Siblings James Cargill, Austen Cargill and Marianne Liebmann – all great-grandchildren of William Wallace Cargill, who founded the Cargill company in 1865 – this week joined the Bloomberg Billionaires list of the richest 500 people alive. Each of them has an estimated $5.4bn (£4.1bn) fortune – up a fifth so far this year.
They join Cargill’s other great-grandchildren Pauline Keinath and Gwendolyn Sontheim Meyer on the richest 500 list. They each have fortunes of about $8.06bn.
Their fortunes track those of the giant Cargill food company, which employs more than 155,000 staff in 70 countries and is expected to report record profits this year, outstripping 2021’s record-breaking $5bn profit.
The UN this month warned that global food prices had soared to a record high because of Russia’s invasion of Ukraine. The UN’s Food and Agricultural Organization (FAO) said its food price index had risen by 12.6% in March compared with February, “making a giant leap to a new highest level since its inception in 1990”.
The UN said the war in Ukraine had “spread shocks through markets for staple grains and vegetable oils”. The price of cereals, vegetable oils and meat have reached all-times highs, the FAO said.
The war has disrupted Black Sea exports of crucial commodities from a region that had been producing more than a quarter of the world’s wheat exports.
The invasion has helped push cereal prices up 17% over the past month, with the closure of ports throttling wheat and maize exports from Ukraine. Russian exports have also been slowed by financial and shipping problems.
World wheat prices soared by 19.7% during March, while maize prices posted a 19.1% month-on-month increase, hitting a record high along with those of barley and sorghum.
Food prices were already rising before Vladimir Putin’s invasion of Ukraine in February, and Cargill’s chief executive, David MacLennan, had said he expected them to remain high throughout 2022.
Cargill, which has its headquarters in Minnesota, reported a 63% increase in profits last year to almost $4.93bn – the biggest in its 157-year history. Revenues rose by 17% to $134bn.
Andrew Speke of the High Pay Centre thinktank, which campaigns for a fairer society, said the soaring wealth of the Cargill family was “a depressing indictment of our current economic model – one which has enabled a tiny minority to grow ever richer despite the longest freeze of living standards in the modern era and a cost of living crisis which is threatening to impoverish millions”.
He added: “Now more than ever, it is essential that governments take serious action to redistribute wealth from the super-rich to those on low and middle incomes.”
Three more Cargill family members – Alexandra Daitch, Sarah MacMillan and Lucy Stitzer – are also billionaires. The extended family controls about 87% of the company and is ranked as the 11th richest family in the world, with a collective fortune of about $50bn.
Eric Muňoz, Oxfam America’s senior policy adviser for agriculture, said: “Right now we’re seeing food prices skyrocket, which is taking a devastating toll on the most vulnerable communities. Exorbitant food prices, alongside the Covid-19 pandemic, are pushing families in countries like Ethiopia, Somalia, Kenya and South Sudan to the breaking point. – Meanwhile, the richest have seen their profits soar.
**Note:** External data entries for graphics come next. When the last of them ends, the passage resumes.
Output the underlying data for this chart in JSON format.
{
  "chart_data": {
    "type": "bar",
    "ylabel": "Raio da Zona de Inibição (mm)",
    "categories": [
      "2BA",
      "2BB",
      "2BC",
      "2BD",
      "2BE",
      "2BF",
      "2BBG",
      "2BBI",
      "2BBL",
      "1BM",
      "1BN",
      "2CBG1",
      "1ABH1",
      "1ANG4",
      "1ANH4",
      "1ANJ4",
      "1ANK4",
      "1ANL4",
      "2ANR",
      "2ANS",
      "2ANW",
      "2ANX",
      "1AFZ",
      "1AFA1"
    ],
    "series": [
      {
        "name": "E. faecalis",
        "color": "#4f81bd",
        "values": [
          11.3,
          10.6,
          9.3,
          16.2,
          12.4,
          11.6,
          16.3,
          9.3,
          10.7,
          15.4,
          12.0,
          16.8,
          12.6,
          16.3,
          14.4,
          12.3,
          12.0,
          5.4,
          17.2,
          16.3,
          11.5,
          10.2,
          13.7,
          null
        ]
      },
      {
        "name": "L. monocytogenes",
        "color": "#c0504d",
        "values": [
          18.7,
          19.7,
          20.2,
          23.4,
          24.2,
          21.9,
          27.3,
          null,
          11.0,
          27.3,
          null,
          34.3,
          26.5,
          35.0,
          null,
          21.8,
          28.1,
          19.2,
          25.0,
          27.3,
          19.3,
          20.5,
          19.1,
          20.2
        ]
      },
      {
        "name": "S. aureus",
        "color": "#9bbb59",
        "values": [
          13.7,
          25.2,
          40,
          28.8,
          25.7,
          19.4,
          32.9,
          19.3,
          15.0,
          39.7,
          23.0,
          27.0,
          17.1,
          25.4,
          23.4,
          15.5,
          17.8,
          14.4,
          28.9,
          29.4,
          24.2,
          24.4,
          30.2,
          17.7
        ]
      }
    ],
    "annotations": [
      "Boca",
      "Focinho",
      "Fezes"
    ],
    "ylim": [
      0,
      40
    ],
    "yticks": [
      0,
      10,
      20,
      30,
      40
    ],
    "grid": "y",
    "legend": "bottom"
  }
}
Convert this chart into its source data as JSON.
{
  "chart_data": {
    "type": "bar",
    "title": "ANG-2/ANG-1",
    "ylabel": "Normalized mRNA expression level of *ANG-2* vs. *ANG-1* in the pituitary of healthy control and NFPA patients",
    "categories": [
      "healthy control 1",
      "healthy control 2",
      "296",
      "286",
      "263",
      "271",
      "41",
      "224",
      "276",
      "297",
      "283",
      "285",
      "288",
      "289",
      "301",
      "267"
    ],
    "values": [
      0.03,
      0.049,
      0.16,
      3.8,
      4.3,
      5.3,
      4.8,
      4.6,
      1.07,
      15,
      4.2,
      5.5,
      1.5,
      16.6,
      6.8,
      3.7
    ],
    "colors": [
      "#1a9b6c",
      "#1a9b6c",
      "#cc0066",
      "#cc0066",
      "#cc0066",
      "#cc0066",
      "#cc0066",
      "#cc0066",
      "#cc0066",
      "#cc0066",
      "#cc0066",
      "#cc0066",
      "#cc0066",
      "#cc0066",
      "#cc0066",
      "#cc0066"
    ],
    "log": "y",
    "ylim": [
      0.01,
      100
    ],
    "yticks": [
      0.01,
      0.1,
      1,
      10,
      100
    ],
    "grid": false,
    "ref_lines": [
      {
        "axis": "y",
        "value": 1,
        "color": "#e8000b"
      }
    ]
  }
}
“We must see urgent action to save lives now and to address the inequality, broken food system and other root causes that are driving this crisis.”
Gemma McGough, a British entrepreneur and a founding member of Patriotic Millionaires UK, a group campaigning for the introduction of a wealth tax on the world’s richest people to help close the inequality gap, said the Cargill family’s soaring wealth was yet another example of “the grotesque failure of our global economy”.
She said: “We are in a state of multiple crises, and governments cannot continue to stand by while hunger and food poverty increases and the wealth of a select few soars.
“It is essential that we rebalance our economies, taxing the wealth of people like me, and invest in systems that can support the millions of families currently unable to feed their children.”